Snag. Or, another snag. There are many snags here. Not only are large parts of the route blocked off with crashed vehicles (the weapon killed people instantaneously), and not only are parts of the island impassable due to debris, smoke and flame, but in some circumstances, the dead are getting up and walking. The military are aware of this, but are quite confidently dealing with it: they believe most of the dead to be ‘docile’, and easily dispatched. Certainly, at least at first, this seems to be the case: the dead are seemingly more interested in pondering their own condition, though become more erratic and even a little self-harming as time moves on. However, out on their own, Ava and Clay can’t rely on the military and the agreed system of dispatch. And, as their journey progresses and they begin to encounter a more varied bunch of the resurrected dead, we glean more and more about each key character’s real backstories and motivations.
Perhaps it’s inevitable that the longer certain movie monsters have been around, the more filmmakers will want to experiment with the known characteristics of that monster: just as we have had ‘vegetarian vampires’ and the like, so we now have a number of zombie flicks where the zombies (and let’s stick with that term for convenience) don’t simply hate the living, or want to infect them, or to eat their brains and so on. In We Bury the Dead, the zombies can and do choose to pursue the living, and it’s definitely alarming when they do, but it seems to be borne out of desperation and a kind of sadness, rather than a simple impulse to infect/kill/eat. This isn’t, however, as quiet a film as the likes of Handling the Undead (2024) with its almost entirely harmless undead (unless you’re a rabbit). There are the more expected, increasing moments of peril in We Bury the Dead, and some of the undead tableaux in the film are phenomenal, absolutely worthy of Romero at his best. We also get, arguably, a few tributes to other well-known canonical films, too.
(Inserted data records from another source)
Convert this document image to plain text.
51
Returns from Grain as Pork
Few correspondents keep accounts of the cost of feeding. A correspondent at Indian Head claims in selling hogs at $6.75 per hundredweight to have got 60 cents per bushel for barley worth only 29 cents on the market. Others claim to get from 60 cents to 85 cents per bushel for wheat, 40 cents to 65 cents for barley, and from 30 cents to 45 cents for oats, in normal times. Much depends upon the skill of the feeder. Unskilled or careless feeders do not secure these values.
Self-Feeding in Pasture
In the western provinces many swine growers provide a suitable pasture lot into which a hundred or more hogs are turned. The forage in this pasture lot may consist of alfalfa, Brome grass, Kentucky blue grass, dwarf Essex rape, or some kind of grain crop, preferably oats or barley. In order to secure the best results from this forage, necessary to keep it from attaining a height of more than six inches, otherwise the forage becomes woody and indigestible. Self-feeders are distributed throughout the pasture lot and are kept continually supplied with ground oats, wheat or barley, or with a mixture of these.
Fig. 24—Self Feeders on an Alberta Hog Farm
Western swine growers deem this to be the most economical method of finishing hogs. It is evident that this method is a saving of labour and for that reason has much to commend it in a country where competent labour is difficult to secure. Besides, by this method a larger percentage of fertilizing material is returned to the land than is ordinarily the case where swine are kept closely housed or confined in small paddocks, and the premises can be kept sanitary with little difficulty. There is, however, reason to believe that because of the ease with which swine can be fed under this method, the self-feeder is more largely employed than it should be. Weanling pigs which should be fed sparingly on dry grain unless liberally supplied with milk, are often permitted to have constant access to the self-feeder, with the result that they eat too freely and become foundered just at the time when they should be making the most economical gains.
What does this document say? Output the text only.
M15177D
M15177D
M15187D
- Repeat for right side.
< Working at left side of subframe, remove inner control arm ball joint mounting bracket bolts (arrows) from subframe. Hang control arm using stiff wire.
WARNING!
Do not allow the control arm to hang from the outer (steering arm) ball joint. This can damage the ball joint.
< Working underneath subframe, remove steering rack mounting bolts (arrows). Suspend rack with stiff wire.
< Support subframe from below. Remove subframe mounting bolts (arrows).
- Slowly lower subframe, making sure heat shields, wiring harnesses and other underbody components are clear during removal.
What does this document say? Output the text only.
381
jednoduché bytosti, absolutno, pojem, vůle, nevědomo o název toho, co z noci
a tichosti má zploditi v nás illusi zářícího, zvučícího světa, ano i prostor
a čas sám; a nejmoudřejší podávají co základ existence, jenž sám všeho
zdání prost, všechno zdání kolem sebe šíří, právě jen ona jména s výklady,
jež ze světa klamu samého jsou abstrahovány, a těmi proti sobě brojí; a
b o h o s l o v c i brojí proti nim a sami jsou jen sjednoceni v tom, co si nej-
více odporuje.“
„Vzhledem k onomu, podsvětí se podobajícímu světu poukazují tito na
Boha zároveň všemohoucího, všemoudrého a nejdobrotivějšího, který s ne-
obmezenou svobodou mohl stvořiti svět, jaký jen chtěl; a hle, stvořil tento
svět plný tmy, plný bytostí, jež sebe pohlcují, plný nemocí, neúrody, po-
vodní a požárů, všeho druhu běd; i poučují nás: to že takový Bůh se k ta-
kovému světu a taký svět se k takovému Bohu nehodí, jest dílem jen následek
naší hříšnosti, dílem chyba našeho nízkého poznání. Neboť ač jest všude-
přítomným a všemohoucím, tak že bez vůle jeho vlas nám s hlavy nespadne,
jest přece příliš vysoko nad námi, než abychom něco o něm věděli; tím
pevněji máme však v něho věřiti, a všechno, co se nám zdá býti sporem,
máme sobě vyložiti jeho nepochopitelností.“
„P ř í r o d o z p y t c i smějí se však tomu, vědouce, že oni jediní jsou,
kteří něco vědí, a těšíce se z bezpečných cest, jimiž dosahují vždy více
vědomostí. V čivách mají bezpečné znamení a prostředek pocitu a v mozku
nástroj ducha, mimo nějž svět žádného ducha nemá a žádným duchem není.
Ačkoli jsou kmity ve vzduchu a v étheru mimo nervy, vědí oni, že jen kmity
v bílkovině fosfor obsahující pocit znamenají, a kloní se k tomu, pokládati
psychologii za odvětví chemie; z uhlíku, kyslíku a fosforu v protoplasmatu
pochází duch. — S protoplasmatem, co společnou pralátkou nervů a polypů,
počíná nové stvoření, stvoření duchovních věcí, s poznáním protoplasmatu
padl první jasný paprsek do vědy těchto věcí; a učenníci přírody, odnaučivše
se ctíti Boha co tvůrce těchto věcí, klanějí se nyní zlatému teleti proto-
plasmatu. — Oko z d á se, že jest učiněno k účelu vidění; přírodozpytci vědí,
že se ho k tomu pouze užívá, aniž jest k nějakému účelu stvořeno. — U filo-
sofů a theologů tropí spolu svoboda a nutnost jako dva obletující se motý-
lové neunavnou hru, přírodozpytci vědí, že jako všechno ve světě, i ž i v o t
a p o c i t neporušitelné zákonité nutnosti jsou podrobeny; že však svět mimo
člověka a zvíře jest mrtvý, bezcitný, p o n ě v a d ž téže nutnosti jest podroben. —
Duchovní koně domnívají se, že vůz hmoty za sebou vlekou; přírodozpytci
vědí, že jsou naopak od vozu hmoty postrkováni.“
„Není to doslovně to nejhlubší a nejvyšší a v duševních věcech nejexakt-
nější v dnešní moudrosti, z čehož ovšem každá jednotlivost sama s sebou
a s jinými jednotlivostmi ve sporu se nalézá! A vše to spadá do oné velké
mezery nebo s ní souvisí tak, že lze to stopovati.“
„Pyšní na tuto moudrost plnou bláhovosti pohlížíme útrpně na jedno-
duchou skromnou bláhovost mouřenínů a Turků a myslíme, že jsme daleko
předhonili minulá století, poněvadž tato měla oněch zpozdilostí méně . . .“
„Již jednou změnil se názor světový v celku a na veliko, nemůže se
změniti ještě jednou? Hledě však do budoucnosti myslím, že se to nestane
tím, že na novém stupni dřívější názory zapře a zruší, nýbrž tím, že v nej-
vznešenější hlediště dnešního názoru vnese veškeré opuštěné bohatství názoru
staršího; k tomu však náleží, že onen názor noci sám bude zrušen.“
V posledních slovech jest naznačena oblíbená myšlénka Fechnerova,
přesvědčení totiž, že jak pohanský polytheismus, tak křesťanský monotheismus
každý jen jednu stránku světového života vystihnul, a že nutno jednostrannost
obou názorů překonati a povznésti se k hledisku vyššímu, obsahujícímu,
But all of this would be moot without interesting living characters; thankfully Daisy Ridley, the lead, does very well with her role, and the fact that this is a film not overloaded with dialogue or exposition works to her favour. We gradually get the sense that the catastrophic event may have had a huge impact in terms of scale and impact, but far smaller stories carry equal emotional weight here, and that eventually goes for Clay, too. These are characters you care about, and flashbacks are used sparingly, but effectively to flesh them out, giving a sense of motivations which go beyond those originally stated. There are a few gaps in narrative cogency in places, and the determination of filmmakers to sacrifice some plot coherence for some identikit warm, fluffy moments will always raise an eyebrow, but all in all We Bury the Dead is a well-paced progression through personal and international disasters, carefully piecing together just a couple of the sad stories which you just know are here, against a backdrop of something still barely understood and dreadful. It’s a thoughtful, considered approach which may not suit all audiences, but has a great deal to offer to anyone who can stand something a little different.
We Bury the Dead (2024) was this year’s secret film at the Celluloid Screams Film Festival.